Megan Gill: I'm obsessed with that. It's that we can still show up not at 100% and not at our peak best performance and still have impact and still do good things and do good work.
Chloé Godard: You can still learn from that.
Megan Gill: Yeah. I think that's such an important lesson, honestly. I'm so glad that you brought this up today and highlighted that.
Chloé Godard: Thank you little, petite brain of mine. I wonder if my brain is taller than other people's brains?
Megan Gill: I know that my head. Is bigger because like only the 47 hats at my head. Any women's hats don't fit my head. Oh, I also have a lot of hair, but I don't know that my brain’s bigger. That’s so silly.
Chloé Godard: Y'all, Megan and I send each other voice memos like it is our day jobs. And since talking about wanting to be on your podcast, we've had so many chats, like, “Don't forget to talk about this. Don't forget to talk about this.” But I feel like it's gonna have to be in a part two!
Megan Gill: Agreed.
Chloé Godard: Stay tuned!
Megan Gill: We're gonna have to bring her back
Chloé Godard: Please!
Megan Gill: Well, thank you, Chloé! I'm really glad that we had this conversation, and I am just grateful for you.
Chloé Godard: Thank you, Megan and Mary Jane!
“ Working out first thing in the morning on an empty stomach and really tired, I can't do things that I normally can do. But if I get a good night's sleep, if I have a little something to eat, if I have my water the morning of or night before, then I notice I can hold crow pose longer, or I can lift a little bit heavier weight. So it's just trying to set myself up and talking to myself most of the time in a kind way to help me.
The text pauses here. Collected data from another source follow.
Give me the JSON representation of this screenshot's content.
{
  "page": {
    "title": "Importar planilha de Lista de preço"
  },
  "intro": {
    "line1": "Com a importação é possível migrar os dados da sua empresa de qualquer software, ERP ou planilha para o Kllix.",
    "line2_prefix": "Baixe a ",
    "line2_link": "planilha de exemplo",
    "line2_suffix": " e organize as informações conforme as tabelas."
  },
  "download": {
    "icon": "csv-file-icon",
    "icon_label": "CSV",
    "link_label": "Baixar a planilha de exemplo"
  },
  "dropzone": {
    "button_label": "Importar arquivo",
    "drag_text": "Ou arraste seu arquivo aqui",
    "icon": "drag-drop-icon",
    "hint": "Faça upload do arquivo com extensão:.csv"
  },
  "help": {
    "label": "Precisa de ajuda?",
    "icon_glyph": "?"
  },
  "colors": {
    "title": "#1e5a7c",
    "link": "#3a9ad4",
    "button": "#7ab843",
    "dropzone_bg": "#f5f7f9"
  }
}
Because I want to be my own best friend, not my worst enemy.”
- Chloé Godard
Chloé Godard is more than the industry standard triple threat. She is an actress, hand model, fit model, audiobook narrator, yoga teacher, runner and a soon-to-be (self proclaimed) tennis star. She's a dreamer.
Chloé has acted in more than 10 National commercials, award-winning indie films, music videos, and isn't showing signs of stopping. (Bond girl is next on her list.) Most days, you can find Chloé grabbing a cappuccino from a local coffee shop, booking her next flight, and enjoying life with the people she loves.
While I’m not a licensed therapist, registered dietician, or medical health professional and cannot speak to body image topics from a clinical, trauma-informed place, I am an expert of lived experience. I’m an academic of my own body, and I’m passionate about facilitating conversations with other humans about their relationships with their bodies. I believe it’s important to continue conversations about healthy body image in creative spaces as a means to heal individuals as well as the collective whole. But just know the information presented in this medium is not professional mental health advice or medical advice, and any questions or concerns you have should always be directed to your health providers.